I want to parallelize execution of a for loop on the quadcore processor of my computer's CPU. I am using pp (Python-Parallel) - rather than joblib.Parallel for reasons considered here.
But I am getting an error:
Traceback (most recent call last):
File "batching.py", line 60, in cleave_out_bad_data
job1 = job_server.submit(cleave_out, (data_dir,dirlist,), (endswithdat,))
File "/homes/ad6813/.local/lib/python2.7/site-packages/pp.py", line 459, in submit
sfunc = self.__dumpsfunc((func, ) + depfuncs, modules)
File "/homes/ad6813/.local/lib/python2.7/site-packages/pp.py", line 637, in __dumpsfunc
sources = [self.__get_source(func) for func in funcs]
File "/homes/ad6813/.local/lib/python2.7/site-packages/pp.py", line 704, in __get_source
sourcelines = inspect.getsourcelines(func)[0]

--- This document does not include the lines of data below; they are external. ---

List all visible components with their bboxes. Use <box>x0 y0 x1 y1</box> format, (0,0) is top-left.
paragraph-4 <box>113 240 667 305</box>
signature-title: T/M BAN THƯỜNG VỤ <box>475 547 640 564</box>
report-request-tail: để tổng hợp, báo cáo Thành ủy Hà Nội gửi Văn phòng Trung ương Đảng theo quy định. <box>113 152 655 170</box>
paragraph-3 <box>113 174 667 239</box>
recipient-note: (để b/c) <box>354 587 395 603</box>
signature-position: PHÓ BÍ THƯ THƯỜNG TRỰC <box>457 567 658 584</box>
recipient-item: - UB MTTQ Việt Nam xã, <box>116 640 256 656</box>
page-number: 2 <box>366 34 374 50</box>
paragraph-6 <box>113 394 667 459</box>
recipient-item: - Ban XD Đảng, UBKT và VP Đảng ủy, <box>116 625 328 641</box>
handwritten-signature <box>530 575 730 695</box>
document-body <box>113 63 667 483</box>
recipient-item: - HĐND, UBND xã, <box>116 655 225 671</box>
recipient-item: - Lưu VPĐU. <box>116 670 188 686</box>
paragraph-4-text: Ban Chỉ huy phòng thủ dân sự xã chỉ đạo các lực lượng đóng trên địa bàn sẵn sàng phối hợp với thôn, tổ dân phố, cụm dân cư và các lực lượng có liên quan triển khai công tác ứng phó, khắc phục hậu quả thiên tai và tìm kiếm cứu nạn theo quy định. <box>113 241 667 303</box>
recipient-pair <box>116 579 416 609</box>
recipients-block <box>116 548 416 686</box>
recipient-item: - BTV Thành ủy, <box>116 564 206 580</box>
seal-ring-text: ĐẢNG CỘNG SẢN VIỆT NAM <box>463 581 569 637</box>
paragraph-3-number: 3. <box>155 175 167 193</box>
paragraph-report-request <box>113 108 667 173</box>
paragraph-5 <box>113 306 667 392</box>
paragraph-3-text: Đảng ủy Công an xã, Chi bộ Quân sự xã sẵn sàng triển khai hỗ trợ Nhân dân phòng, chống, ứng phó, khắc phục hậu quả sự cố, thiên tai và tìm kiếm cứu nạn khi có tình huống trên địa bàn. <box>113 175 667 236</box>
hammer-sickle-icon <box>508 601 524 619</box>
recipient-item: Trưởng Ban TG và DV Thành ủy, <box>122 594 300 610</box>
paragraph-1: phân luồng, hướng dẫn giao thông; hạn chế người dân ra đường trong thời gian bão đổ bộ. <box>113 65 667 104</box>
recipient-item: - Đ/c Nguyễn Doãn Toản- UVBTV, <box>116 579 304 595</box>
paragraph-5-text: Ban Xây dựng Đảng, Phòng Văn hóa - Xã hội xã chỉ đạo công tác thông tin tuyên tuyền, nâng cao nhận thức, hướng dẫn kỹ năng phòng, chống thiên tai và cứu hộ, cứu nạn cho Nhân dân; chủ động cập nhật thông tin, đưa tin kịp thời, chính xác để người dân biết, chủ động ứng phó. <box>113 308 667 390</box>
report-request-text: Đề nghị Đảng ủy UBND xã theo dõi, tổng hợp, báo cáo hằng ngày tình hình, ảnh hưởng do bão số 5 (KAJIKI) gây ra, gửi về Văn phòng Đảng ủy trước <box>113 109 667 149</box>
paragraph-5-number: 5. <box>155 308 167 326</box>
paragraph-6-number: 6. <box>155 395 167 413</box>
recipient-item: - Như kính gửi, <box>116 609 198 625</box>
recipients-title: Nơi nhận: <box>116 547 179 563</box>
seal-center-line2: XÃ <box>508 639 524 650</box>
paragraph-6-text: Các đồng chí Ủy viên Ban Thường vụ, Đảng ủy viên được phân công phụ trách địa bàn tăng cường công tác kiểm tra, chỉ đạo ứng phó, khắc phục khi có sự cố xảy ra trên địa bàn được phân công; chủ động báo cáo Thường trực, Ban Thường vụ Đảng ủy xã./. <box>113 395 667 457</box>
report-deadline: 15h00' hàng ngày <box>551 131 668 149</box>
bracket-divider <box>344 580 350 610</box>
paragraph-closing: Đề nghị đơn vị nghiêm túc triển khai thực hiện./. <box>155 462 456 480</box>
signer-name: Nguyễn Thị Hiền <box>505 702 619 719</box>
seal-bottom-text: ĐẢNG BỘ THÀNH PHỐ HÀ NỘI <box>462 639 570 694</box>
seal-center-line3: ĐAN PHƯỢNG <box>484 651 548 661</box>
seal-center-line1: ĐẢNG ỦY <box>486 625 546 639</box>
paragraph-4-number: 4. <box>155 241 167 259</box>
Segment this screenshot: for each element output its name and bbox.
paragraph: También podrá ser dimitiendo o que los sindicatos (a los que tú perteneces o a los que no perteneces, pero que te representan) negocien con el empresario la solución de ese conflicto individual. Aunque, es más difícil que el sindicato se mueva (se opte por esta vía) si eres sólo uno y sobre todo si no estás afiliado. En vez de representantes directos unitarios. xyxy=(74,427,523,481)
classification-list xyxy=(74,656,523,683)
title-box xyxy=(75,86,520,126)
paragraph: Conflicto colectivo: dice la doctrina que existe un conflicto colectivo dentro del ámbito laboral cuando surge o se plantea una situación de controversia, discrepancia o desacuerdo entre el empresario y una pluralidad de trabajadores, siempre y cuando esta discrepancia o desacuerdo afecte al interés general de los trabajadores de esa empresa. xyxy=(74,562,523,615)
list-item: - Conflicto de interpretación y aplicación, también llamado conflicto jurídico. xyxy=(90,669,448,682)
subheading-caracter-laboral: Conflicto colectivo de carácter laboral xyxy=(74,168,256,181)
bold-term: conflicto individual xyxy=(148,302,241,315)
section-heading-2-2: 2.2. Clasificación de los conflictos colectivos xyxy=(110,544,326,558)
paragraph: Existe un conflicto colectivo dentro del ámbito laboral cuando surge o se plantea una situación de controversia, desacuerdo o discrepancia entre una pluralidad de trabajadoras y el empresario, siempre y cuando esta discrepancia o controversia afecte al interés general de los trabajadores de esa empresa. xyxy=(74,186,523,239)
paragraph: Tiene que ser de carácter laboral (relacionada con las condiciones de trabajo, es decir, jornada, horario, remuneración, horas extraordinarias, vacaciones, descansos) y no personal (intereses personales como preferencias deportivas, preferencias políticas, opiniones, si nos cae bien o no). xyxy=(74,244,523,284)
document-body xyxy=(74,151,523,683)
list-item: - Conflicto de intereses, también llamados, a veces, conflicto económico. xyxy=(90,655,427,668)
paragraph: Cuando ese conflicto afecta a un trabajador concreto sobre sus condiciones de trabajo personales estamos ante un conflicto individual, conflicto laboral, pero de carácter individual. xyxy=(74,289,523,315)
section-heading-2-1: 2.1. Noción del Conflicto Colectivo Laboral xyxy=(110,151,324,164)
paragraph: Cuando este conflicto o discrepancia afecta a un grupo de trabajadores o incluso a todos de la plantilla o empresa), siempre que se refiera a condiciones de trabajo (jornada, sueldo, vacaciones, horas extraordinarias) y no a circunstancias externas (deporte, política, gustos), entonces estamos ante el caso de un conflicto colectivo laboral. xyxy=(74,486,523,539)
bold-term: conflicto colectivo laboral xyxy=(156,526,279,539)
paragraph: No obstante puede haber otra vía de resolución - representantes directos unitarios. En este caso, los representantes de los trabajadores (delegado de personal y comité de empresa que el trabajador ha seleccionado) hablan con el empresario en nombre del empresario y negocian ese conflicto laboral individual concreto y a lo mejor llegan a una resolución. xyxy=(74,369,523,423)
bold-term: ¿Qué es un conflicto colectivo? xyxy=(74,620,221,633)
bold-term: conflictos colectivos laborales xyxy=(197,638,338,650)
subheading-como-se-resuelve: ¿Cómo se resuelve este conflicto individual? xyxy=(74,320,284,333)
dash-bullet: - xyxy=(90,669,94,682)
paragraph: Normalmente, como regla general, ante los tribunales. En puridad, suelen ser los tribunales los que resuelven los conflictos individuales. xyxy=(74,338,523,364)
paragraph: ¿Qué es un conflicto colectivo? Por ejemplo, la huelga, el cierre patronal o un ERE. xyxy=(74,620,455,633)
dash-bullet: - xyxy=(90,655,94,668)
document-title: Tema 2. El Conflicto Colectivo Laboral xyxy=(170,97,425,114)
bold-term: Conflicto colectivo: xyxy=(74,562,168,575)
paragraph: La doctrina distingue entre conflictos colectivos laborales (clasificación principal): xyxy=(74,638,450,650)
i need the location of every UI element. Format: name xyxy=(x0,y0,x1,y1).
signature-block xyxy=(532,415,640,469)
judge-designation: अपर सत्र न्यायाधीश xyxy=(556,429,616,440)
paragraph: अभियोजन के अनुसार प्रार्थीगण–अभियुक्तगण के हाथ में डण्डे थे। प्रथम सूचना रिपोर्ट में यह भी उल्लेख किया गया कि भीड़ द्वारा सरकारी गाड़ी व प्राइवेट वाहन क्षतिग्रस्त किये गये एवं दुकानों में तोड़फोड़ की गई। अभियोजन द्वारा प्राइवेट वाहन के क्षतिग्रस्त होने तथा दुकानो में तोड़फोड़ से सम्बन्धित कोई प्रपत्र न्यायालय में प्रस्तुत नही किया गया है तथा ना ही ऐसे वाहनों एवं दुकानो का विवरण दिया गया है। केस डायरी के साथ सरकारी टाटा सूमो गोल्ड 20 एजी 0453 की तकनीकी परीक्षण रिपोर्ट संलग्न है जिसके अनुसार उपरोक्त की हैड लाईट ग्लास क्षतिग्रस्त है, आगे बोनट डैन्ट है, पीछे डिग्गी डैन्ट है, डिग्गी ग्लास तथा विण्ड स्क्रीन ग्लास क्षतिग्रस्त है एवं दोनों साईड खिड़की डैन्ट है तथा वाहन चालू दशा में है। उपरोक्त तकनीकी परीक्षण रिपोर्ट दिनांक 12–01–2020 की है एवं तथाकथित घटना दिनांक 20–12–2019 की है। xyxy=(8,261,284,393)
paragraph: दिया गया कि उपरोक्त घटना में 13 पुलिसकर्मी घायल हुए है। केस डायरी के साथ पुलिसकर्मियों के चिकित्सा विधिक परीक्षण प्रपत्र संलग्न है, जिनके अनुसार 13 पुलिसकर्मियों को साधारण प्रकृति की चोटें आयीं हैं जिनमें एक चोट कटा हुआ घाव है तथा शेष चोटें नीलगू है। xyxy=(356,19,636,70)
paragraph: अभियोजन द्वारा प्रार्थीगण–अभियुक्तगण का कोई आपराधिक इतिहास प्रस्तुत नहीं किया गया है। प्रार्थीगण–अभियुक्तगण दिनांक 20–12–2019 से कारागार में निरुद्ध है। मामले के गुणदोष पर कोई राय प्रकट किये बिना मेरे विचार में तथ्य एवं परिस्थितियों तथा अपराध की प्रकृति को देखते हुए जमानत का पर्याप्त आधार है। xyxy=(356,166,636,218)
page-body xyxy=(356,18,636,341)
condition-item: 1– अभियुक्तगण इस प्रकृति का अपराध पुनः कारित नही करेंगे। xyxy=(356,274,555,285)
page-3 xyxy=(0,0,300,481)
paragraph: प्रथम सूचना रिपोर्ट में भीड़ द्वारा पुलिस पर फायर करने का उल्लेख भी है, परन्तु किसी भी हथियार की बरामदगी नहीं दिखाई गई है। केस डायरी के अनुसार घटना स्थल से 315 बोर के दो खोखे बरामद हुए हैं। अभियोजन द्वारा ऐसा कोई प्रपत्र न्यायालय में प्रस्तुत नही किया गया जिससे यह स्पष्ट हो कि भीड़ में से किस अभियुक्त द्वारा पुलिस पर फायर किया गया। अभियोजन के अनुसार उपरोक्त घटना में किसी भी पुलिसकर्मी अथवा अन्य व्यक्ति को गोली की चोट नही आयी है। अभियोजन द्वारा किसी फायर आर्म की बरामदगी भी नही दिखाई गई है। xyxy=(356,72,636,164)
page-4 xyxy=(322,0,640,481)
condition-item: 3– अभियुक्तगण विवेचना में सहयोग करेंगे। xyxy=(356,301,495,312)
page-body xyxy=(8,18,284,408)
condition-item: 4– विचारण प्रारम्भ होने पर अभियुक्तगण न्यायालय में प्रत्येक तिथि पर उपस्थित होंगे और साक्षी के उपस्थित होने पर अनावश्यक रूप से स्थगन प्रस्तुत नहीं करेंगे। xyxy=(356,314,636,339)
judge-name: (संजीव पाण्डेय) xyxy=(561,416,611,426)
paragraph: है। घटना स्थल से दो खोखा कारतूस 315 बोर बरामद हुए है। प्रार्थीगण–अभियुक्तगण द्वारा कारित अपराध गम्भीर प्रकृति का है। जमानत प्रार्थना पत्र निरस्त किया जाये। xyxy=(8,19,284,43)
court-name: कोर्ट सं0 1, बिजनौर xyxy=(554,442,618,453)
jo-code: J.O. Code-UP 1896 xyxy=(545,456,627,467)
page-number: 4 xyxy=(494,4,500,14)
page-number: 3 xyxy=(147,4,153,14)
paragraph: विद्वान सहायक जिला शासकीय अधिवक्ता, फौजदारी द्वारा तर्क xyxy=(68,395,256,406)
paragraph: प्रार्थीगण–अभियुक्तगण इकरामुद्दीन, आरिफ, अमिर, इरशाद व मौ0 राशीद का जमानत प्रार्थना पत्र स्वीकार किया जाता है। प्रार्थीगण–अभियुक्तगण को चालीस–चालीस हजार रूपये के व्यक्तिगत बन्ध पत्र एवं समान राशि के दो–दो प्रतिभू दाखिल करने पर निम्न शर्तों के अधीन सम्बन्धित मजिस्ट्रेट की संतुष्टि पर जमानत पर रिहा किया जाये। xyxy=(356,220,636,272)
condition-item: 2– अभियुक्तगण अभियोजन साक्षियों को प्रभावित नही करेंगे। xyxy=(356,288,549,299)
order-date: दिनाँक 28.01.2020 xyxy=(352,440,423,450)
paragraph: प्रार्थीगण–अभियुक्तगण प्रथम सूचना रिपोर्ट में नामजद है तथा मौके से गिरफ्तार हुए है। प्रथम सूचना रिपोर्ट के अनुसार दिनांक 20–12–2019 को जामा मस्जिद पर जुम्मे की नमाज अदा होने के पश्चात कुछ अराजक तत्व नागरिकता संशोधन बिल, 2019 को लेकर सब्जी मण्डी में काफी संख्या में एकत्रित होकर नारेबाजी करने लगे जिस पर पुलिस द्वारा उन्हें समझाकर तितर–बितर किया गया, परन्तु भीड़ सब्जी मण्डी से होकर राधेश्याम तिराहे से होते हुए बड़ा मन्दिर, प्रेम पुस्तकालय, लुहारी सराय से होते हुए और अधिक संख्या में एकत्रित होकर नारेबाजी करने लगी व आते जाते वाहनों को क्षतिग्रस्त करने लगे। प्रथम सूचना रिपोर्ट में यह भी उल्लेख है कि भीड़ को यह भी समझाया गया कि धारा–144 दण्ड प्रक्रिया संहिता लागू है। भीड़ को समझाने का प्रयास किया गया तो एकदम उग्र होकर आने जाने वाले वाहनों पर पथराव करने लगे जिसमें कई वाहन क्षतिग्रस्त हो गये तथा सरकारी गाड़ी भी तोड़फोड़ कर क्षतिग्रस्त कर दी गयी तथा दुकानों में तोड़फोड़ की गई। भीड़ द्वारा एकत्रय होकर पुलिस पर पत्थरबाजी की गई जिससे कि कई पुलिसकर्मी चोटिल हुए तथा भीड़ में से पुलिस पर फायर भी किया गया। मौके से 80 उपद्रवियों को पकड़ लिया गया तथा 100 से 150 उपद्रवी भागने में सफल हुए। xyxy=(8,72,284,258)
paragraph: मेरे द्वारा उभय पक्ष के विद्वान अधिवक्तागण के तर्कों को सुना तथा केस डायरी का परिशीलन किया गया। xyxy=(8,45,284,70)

File "/usr/lib/python2.7/inspect.py", line 690, in getsourcelines
lines, lnum = findsource(object)
File "/usr/lib/python2.7/inspect.py", line 529, in findsource
raise IOError('source code not available')
IOError: source code not available
It looks like the reason is a python-2.7 bug.
Has anyone come across this and solved it?
Here is my code:
def clean_dir(data_dir, dirlist):
job_server = pp.Server()
job1 = job_server.submit(clean, (data_dir,dirlist,), (endswith,))
def clean(data_dir, dirlist):
[good_or_bad(file, data_dir) for file in dirlist if endswith(file)]